Note: You can change the Schedule Frequency and Time Range duration as per your needs.

Understanding the Output

The CQL query enriches every inbound source IP using GreyNoise data, then applies progressive filters as follows:

  • Targets allowed only inbound traffic; blocked connections were excluded because the controls already handled them.
  • Passes all source IPs through GreyNoise enrichment via the ip_field of the lookup file "source.ip".
  • Keeps only IPs classified as malicious or suspicious.
  • Retains only IPs crossing the volume threshold of >= 10, eliminating low-frequency opportunistic noise.
  • Sorts by count descending, most active threat IPs surface first.
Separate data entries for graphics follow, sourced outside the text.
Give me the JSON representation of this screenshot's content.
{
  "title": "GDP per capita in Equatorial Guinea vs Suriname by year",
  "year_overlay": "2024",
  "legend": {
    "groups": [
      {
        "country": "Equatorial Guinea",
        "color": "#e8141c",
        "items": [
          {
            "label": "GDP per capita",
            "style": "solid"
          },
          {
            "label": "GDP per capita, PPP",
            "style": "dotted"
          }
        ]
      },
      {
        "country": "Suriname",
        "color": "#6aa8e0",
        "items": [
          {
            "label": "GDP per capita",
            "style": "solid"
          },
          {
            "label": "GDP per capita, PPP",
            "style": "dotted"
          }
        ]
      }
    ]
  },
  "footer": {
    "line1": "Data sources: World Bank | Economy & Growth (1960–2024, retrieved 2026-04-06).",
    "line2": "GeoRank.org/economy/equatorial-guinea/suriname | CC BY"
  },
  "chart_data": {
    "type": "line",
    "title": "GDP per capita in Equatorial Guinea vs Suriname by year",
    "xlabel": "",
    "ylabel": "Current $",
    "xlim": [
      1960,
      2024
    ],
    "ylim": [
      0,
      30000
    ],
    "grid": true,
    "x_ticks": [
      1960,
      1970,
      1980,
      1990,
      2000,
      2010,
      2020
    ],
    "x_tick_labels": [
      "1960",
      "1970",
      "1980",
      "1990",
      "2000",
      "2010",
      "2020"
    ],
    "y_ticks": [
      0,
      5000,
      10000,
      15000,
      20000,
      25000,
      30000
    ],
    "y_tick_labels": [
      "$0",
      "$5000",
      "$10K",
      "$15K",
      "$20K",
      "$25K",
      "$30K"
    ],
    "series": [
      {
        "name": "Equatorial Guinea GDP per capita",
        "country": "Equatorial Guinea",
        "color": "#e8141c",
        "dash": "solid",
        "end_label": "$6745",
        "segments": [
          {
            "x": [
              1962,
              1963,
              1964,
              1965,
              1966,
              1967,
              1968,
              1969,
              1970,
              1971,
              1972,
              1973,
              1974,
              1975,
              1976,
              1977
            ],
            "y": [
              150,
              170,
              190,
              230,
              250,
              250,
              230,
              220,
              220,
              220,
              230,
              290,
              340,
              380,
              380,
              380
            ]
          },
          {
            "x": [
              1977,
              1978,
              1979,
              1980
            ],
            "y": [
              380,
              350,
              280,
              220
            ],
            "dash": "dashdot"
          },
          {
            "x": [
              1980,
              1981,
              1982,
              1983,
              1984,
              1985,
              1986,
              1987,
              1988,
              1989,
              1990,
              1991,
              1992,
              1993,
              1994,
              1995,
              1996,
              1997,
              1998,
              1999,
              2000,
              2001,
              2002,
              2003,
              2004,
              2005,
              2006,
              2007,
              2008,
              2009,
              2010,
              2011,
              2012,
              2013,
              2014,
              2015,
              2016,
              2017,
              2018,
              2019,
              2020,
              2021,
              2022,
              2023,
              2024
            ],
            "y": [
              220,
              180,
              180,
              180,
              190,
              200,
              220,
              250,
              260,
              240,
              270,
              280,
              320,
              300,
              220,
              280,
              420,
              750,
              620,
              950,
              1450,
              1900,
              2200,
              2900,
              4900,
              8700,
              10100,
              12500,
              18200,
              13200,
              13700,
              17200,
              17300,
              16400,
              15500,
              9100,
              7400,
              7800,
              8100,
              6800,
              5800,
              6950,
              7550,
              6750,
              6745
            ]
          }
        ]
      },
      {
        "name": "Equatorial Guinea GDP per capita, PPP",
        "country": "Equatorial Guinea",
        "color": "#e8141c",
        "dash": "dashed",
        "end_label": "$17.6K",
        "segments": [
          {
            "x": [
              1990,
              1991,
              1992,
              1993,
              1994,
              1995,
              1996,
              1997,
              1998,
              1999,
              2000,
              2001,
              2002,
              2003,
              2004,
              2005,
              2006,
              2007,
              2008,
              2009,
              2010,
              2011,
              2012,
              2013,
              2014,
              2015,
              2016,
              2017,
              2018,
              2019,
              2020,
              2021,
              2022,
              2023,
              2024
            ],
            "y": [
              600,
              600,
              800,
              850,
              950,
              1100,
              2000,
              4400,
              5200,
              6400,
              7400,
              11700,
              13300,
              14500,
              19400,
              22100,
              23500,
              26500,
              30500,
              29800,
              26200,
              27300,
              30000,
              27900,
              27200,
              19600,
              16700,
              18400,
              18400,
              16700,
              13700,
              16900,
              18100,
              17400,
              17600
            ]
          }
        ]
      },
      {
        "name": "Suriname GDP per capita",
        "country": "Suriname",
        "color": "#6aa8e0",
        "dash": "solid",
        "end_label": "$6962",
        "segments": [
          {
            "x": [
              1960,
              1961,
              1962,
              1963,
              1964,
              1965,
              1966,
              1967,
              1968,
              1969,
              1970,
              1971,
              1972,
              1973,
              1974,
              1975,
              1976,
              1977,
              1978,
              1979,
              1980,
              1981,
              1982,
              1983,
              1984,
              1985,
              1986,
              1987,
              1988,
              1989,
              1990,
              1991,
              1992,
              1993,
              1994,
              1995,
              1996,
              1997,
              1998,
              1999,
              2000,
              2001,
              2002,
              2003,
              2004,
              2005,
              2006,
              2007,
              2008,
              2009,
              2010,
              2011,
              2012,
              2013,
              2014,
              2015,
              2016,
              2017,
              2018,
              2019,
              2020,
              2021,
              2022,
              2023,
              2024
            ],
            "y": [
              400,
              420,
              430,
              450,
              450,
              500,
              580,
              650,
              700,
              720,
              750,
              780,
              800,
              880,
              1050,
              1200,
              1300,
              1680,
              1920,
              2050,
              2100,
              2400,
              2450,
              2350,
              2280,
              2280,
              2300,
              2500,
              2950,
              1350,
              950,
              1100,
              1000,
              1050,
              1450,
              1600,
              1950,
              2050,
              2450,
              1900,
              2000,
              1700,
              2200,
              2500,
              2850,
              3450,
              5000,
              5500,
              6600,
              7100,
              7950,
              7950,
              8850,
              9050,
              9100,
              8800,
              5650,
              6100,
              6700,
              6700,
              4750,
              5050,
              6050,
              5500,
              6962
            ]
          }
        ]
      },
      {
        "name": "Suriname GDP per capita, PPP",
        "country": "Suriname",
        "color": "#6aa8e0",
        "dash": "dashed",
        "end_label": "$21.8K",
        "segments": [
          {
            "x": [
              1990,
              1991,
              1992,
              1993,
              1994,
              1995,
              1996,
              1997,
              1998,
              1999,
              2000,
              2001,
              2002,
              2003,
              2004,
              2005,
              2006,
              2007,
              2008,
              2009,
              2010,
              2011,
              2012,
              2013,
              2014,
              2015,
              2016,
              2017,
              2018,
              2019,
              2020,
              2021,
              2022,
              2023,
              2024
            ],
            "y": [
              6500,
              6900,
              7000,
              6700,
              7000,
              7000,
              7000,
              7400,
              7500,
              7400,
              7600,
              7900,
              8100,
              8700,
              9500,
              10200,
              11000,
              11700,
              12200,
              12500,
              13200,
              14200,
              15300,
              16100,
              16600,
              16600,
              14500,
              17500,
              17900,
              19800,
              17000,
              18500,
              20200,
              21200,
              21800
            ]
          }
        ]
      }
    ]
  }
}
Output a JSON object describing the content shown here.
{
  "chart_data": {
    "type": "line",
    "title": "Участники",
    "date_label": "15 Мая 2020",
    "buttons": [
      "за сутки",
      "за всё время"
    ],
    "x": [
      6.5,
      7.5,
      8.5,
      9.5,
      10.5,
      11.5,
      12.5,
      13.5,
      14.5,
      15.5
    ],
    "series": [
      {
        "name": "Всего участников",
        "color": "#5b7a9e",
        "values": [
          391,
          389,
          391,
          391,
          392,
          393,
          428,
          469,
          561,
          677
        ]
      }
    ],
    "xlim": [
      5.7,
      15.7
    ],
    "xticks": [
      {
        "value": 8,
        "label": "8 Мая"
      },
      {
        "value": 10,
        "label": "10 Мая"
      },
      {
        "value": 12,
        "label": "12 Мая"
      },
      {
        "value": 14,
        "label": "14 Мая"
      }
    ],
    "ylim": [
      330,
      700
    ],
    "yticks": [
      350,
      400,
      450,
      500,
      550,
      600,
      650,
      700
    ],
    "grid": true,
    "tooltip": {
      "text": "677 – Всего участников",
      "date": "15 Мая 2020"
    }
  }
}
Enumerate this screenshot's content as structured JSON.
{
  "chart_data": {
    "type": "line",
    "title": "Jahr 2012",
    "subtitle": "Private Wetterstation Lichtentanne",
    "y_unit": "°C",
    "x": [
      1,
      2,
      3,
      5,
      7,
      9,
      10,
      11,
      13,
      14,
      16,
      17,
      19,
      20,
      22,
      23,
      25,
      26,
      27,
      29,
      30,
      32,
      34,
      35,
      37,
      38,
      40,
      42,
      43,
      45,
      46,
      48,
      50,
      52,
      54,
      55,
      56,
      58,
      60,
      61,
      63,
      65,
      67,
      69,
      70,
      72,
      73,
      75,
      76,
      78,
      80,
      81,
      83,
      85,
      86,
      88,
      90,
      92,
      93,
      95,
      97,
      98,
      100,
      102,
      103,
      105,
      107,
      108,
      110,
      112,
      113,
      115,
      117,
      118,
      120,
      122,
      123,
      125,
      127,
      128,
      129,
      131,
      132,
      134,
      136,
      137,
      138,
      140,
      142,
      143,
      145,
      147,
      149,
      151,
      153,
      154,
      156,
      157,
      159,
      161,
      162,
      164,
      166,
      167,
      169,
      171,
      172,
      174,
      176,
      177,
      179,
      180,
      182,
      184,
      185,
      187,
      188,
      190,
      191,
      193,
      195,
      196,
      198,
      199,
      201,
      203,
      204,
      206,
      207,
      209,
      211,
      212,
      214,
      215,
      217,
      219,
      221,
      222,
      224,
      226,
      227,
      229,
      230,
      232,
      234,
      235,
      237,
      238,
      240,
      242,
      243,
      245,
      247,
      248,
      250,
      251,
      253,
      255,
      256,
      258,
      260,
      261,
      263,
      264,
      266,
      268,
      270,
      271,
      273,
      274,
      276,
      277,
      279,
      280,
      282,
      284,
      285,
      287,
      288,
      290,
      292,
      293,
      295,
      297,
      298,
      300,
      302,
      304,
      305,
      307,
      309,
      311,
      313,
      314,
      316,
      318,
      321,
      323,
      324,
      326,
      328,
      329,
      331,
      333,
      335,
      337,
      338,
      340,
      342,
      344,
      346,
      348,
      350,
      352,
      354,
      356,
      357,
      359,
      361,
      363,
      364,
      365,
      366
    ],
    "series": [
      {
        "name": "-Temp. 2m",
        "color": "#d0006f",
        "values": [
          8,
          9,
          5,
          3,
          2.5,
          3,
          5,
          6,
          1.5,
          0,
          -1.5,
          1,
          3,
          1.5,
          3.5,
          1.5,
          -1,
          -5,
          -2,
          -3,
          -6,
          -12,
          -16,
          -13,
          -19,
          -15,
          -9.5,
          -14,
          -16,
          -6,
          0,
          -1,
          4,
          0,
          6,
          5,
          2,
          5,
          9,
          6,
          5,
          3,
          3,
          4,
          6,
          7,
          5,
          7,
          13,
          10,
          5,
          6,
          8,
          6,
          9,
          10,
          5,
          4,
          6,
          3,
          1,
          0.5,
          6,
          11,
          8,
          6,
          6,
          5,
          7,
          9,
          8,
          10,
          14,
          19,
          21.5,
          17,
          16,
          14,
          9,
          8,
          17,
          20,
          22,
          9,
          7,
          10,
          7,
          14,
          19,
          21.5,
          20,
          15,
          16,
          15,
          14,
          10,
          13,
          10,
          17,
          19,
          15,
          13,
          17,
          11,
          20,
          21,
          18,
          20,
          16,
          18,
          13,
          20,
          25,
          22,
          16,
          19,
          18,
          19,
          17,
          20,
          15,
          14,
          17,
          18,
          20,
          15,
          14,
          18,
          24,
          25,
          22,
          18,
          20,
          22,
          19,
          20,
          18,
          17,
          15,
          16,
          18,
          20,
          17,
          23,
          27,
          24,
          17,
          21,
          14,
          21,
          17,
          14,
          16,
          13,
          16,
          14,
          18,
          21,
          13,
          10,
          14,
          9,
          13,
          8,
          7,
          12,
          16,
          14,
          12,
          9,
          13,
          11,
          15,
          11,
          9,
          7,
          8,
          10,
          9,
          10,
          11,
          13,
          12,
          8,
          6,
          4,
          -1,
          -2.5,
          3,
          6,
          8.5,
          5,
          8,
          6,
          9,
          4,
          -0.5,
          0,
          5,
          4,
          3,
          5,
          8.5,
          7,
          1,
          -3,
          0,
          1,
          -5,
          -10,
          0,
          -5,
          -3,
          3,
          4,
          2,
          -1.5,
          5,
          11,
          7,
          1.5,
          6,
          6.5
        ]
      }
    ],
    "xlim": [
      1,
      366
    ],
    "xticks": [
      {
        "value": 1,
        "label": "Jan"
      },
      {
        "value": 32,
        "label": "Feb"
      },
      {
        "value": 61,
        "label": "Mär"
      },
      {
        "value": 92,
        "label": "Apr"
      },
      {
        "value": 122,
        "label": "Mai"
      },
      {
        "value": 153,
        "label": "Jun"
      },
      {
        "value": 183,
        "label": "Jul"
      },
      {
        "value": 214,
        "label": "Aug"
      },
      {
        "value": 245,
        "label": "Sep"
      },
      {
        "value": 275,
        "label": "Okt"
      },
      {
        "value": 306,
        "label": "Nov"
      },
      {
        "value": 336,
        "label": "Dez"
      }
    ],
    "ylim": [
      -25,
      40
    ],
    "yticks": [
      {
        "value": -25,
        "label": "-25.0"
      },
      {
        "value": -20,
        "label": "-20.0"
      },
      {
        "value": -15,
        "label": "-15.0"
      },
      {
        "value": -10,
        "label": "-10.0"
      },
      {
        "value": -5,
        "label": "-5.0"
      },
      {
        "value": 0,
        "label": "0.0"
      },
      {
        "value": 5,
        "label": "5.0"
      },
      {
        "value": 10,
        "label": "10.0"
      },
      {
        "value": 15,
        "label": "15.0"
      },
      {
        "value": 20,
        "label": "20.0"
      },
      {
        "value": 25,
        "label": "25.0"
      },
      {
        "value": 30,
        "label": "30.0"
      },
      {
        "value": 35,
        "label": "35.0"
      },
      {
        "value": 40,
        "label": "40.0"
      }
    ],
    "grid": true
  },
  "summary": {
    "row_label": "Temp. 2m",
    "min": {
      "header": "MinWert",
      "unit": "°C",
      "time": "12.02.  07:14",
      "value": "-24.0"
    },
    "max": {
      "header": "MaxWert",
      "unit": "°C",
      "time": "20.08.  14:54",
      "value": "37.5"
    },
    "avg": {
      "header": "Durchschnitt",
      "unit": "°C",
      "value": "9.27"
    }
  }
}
Result: Out of 16 raw inbound allowed events, only 1 IP with 13 hits survived all filters, confirming that the vast majority of inbound traffic was either benign, below threshold, or already blocked. What remains is a single high-confidence threat IP requiring immediate analyst attention.

Results and Impact

Before vs After GreyNoise

Before GreyNoiseAfter GreyNoise
16 raw allowed inbound events1 confirmed threat IP with 13 hits
None - just IPs and countsIP classified as malicious or suspicious inline
Analysts must manually look up every IP in external threat intel toolsClassification is inline - no external lookup needed
High - 16 events with no context to separate threat from legitimateLow - 13 events filtered, only confirmed threat retained
Minutes to hours, depending on analyst workloadImmediate - single result, pre-ranked and pre-validated
Limited to what the analyst manually checksAll 16 events are enriched automatically in a single pass

Benefits for the SOC Team

  • Eliminates alert fatigue - 16 raw events reduced to a single confirmed threat IP, analysts focus only on what matters.
  • Immediate prioritization - volume threshold and sort order ensure the most aggressive threat IP surfaces first, no manual triage needed.
  • Confirmed threat context - GreyNoise classification removes ambiguity, giving analysts confidence before escalation.
  • Pivot-ready output - clean source.ip and Count fields give analysts a direct starting point for expanding investigations across EDR, auth, and proxy logs.
  • Consistent coverage - query runs across all configured vendors, ensuring no blind spots across FW/WAF log sources.

Conclusion

GreyNoise lookup matching converts Falcon Next-Gen SIEM from a passive log repository into an active guardrail that spots malicious or suspicious IPs slipping past your perimeter. With daily workflow-driven lookup refresh in Next-Gen SIEM, analysts no longer manually inspect allowed inbound logs and can remediate control gaps faster.